Miyao, who recently joined UC San Diego’s literature faculty as Hajime Mori Chair in Japanese Language and Literature and received a 2015 NEH Summer Grant, met the film festival’s Artistic Director Brian Hu through a mutual friend last year when Miyao attended the festival as a fan. Afterward, he and Hu began discussing how Miyao might participate during this year’s film event, so Miyao selected two of Yoshida’s films.
The first film called, “Eros + Massacre” (1969), starring Okada, is a biopic about early 20th century Japanese anarchist Sakae Osugi. In 1923, Osugi, his lover Noe Itō and his nephew were arrested and beaten to death by military police. “Eros,” screens Wed., Nov. 11, 6:30 p.m. at the Museum of Photographic Arts in Balboa Park.
The second Yoshida film, “Coup d’Etat” (1973) focuses on Ikki Kita, a socialist whose ideas led to a failed military coup in 1936, followed by Kita’s execution in 1937. “Coup d’Etat” screens Thurs., Nov. 12, 6:30 p.m., also at the Museum of Photographic Arts.
Miyao explained that Yoshida is often associated with the French New Wave of rebellious filmmakers such as Jean-Luc Godard and François Truffaut, who experimented with narrative structure, handheld cameras and natural lighting.
“Yoshida was part of the Japanese new wave,” said Miyao, whose UC San Diego office is lined with DVDs ranging from Japanese silent films to American film noir. “His concerns were how Japan, especially the government and intellectuals, tried to incorporate international ideas about aesthetics, modernity and westernization. His films face those ideas from a modern perspective.”

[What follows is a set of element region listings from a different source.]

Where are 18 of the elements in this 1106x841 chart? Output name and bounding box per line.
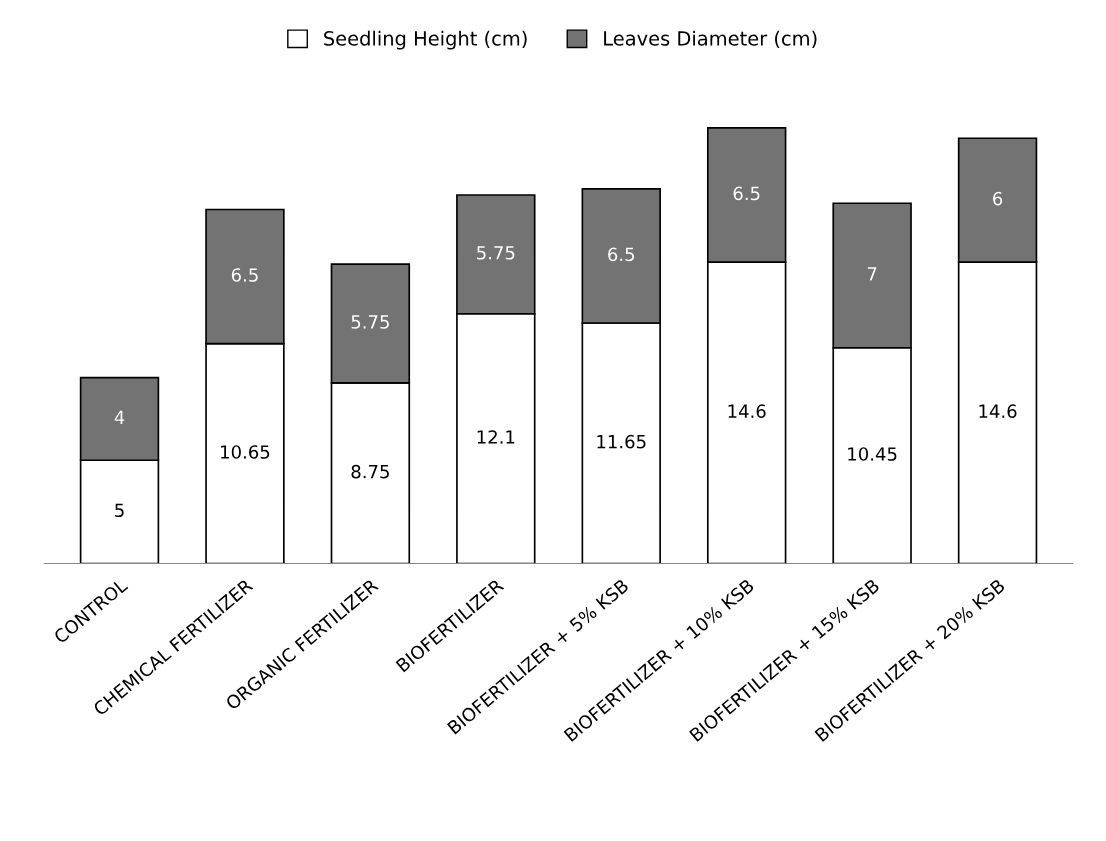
data-label: 7 xyxy=(867,267,877,281)
data-label: 14.6 xyxy=(728,404,766,419)
data-label: 10.45 xyxy=(848,447,897,461)
data-label: 4 xyxy=(114,410,125,424)
legend-label: Seedling Height (cm) xyxy=(324,30,527,50)
data-label: 14.6 xyxy=(979,404,1017,419)
data-label: 10.65 xyxy=(221,445,270,459)
data-label: 11.65 xyxy=(597,434,646,449)
data-label: 6.5 xyxy=(231,268,258,282)
data-label: 12.1 xyxy=(477,430,515,444)
data-label: 6 xyxy=(993,191,1003,206)
data-label: 5.75 xyxy=(477,246,515,260)
data-label: 8.75 xyxy=(351,464,389,479)
data-label: 6.5 xyxy=(608,247,635,262)
data-label: 5 xyxy=(115,503,124,518)
data-label: 6.5 xyxy=(733,186,760,201)
legend-label: Leaves Diameter (cm) xyxy=(604,30,817,49)
data-label: 5.75 xyxy=(351,315,389,329)
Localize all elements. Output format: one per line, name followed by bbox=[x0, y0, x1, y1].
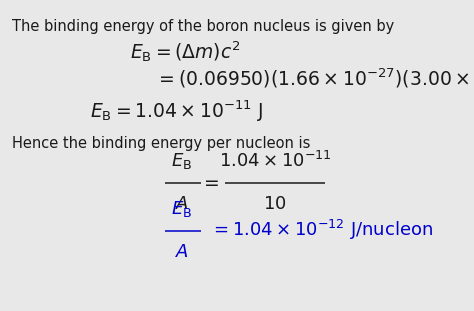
Text: $10$: $10$ bbox=[263, 195, 287, 213]
Text: Hence the binding energy per nucleon is: Hence the binding energy per nucleon is bbox=[12, 136, 310, 151]
Text: $1.04\times10^{-11}$: $1.04\times10^{-11}$ bbox=[219, 151, 331, 171]
Text: $E_{\rm B}$: $E_{\rm B}$ bbox=[172, 151, 192, 171]
Text: $= (0.06950)(1.66\times10^{-27})(3.00\times10^{8})^{2}$: $= (0.06950)(1.66\times10^{-27})(3.00\ti… bbox=[155, 66, 474, 90]
Text: $=$: $=$ bbox=[201, 173, 220, 192]
Text: $E_{\rm B}$: $E_{\rm B}$ bbox=[172, 199, 192, 219]
Text: $A$: $A$ bbox=[175, 243, 189, 261]
Text: $E_{\rm B} = 1.04\times10^{-11}$ J: $E_{\rm B} = 1.04\times10^{-11}$ J bbox=[90, 98, 263, 123]
Text: $E_{\rm B} = (\Delta m)c^{2}$: $E_{\rm B} = (\Delta m)c^{2}$ bbox=[130, 39, 240, 64]
Text: The binding energy of the boron nucleus is given by: The binding energy of the boron nucleus … bbox=[12, 19, 394, 34]
Text: $= 1.04\times10^{-12}$ J/nucleon: $= 1.04\times10^{-12}$ J/nucleon bbox=[210, 218, 433, 242]
Text: $A$: $A$ bbox=[175, 195, 189, 213]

Miyao added that Yoshida’s movies are period films, set in the 1920s and 1930s, but with scenes in which people of the 1960s interview the people who are experiencing things during the former time period, by way of flashbacks and voiceovers. This makes the films both period and contemporary dramas.
Miyao’s research is published in his recent books, “The Aesthetics of Shadow: Lighting and Japanese Cinema” (2013) and “Sessue Hayakawa: Silent Cinema and Transnational Stardom” (2007)—Hayakawa was a star of Japanese silent films.

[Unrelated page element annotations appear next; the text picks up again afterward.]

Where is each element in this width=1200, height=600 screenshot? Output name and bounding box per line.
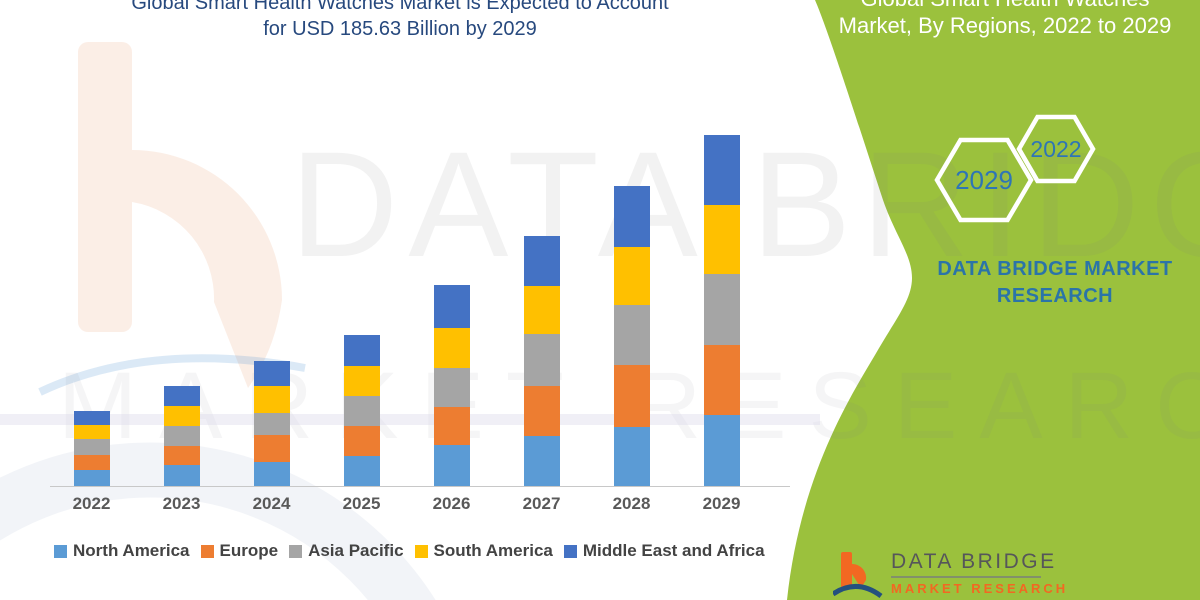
legend-swatch-icon <box>54 544 67 558</box>
legend-item-south-america: South America <box>414 541 553 561</box>
stacked-bar-2026 <box>433 285 470 486</box>
segment-asia-pacific <box>163 426 200 447</box>
legend-swatch-icon <box>200 544 214 558</box>
segment-middle-east-and-africa <box>433 285 470 328</box>
footer-logo-text: DATA BRIDGE MARKET RESEARCH <box>891 550 1068 596</box>
stacked-bar-2029 <box>703 134 740 486</box>
segment-middle-east-and-africa <box>343 334 380 367</box>
stacked-bar-2027 <box>523 235 560 486</box>
segment-south-america <box>163 406 200 427</box>
chart-title: Global Smart Health Watches Market is Ex… <box>0 0 800 42</box>
footer-logo-name: DATA BRIDGE <box>891 550 1057 573</box>
watermark-band <box>0 414 820 425</box>
segment-south-america <box>253 386 290 413</box>
segment-europe <box>163 446 200 466</box>
stacked-bar-2028 <box>613 186 650 486</box>
segment-europe <box>253 435 290 462</box>
x-axis-label-2027: 2027 <box>522 494 561 513</box>
segment-asia-pacific <box>253 412 290 436</box>
chart-title-line2: for USD 185.63 Billion by 2029 <box>263 18 537 40</box>
segment-south-america <box>433 327 470 368</box>
segment-middle-east-and-africa <box>523 235 560 287</box>
x-axis-label-2028: 2028 <box>612 494 651 513</box>
segment-north-america <box>703 414 740 486</box>
footer-logo: DATA BRIDGE MARKET RESEARCH <box>833 550 1068 600</box>
legend-item-north-america: North America <box>54 541 190 561</box>
segment-middle-east-and-africa <box>613 186 650 247</box>
segment-north-america <box>343 455 380 486</box>
segment-middle-east-and-africa <box>163 386 200 406</box>
segment-middle-east-and-africa <box>703 134 740 205</box>
segment-asia-pacific <box>73 438 110 455</box>
legend-label: Europe <box>219 541 279 560</box>
x-axis-label-2022: 2022 <box>72 494 111 513</box>
legend-swatch-icon <box>563 544 577 558</box>
segment-europe <box>523 386 560 437</box>
segment-asia-pacific <box>343 395 380 426</box>
segment-north-america <box>523 436 560 486</box>
segment-north-america <box>73 469 110 486</box>
segment-asia-pacific <box>703 273 740 345</box>
segment-middle-east-and-africa <box>73 410 110 425</box>
panel-heading: Global Smart Health Watches Market, By R… <box>810 0 1200 39</box>
segment-south-america <box>703 204 740 274</box>
x-axis-label-2023: 2023 <box>162 494 201 513</box>
stacked-bar-2025 <box>343 334 380 486</box>
panel-brand-line1: DATA BRIDGE MARKET <box>937 258 1173 280</box>
segment-south-america <box>523 286 560 335</box>
data-bridge-logo-icon <box>833 552 883 599</box>
stacked-bar-2023 <box>163 386 200 486</box>
segment-europe <box>703 344 740 415</box>
panel-heading-line2: Market, By Regions, 2022 to 2029 <box>838 13 1172 38</box>
plot-area: 2022 2023 2024 2025 2026 2027 2028 2029 <box>72 134 741 513</box>
legend-label: Middle East and Africa <box>582 541 765 560</box>
segment-europe <box>343 425 380 456</box>
panel-brand-text: DATA BRIDGE MARKET RESEARCH <box>900 256 1200 310</box>
x-axis-label-2026: 2026 <box>432 494 471 513</box>
hexagon-2022-label: 2022 <box>1030 136 1081 162</box>
hexagon-2029-label: 2029 <box>955 165 1013 195</box>
legend-item-europe: Europe <box>200 541 279 561</box>
segment-south-america <box>343 366 380 396</box>
segment-south-america <box>73 424 110 439</box>
legend-label: Asia Pacific <box>308 541 404 560</box>
segment-asia-pacific <box>613 305 650 365</box>
legend-item-middle-east-and-africa: Middle East and Africa <box>563 541 765 561</box>
x-axis-label-2024: 2024 <box>252 494 291 513</box>
footer-logo-rule <box>891 576 1041 578</box>
legend-swatch-icon <box>289 544 303 558</box>
segment-asia-pacific <box>433 367 470 407</box>
segment-europe <box>73 454 110 470</box>
stacked-bar-2022 <box>73 410 110 486</box>
segment-europe <box>613 364 650 427</box>
legend-item-asia-pacific: Asia Pacific <box>289 541 404 561</box>
panel-brand-line2: RESEARCH <box>996 285 1114 307</box>
segment-north-america <box>253 461 290 486</box>
legend-swatch-icon <box>414 544 428 558</box>
segment-south-america <box>613 246 650 305</box>
chart-title-line1: Global Smart Health Watches Market is Ex… <box>131 0 669 14</box>
x-axis-label-2029: 2029 <box>702 494 741 513</box>
segment-north-america <box>433 445 470 486</box>
year-hexagons: 2029 2022 <box>934 114 1096 223</box>
segment-north-america <box>163 465 200 486</box>
panel-heading-line1: Global Smart Health Watches <box>810 0 1200 12</box>
stacked-bar-2024 <box>253 361 290 486</box>
x-axis-line <box>50 486 790 487</box>
chart-legend: North America Europe Asia Pacific South Ame… <box>54 541 765 561</box>
segment-europe <box>433 406 470 446</box>
legend-label: North America <box>73 541 190 560</box>
x-axis-label-2025: 2025 <box>342 494 381 513</box>
segment-north-america <box>613 426 650 486</box>
segment-middle-east-and-africa <box>253 361 290 387</box>
segment-asia-pacific <box>523 334 560 387</box>
footer-logo-subtext: MARKET RESEARCH <box>891 581 1069 596</box>
legend-label: South America <box>433 541 553 560</box>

“Visually speaking, silent films are fascinating to me,” Miyao said. “When cinema obtained spoken words I think visually speaking it became a little degraded because it’s easier to use words to explain things. During the silent period they had to explain things visually, and they developed the visual language in a very crafty manner. I think the period around 1926 and 1927 was the high time of cinema as a visual medium.”
Miyao’s interest in early film will continue with his next book, which will explore the impact of films by the Lumière brothers. In December 1895, the first theatrical screening of a Lumière film took place in Paris. Some film historians mark this event as the beginning of cinema, which means that December 2015 is its 120th anniversary.
“In the beginning, cinema was purely a visual art form, and I wanted to go back to that period to learn not only about the stories but about the technologies and technical issues,” Miyao said. “Curiously, cinema studies courses these days do not really consider technological or technical aspects of films. They focus on political issues, thematic or narrative techniques, those things. I wanted to bring back this dialog between the people who are making films and the cinema-studies people who are talking about them.”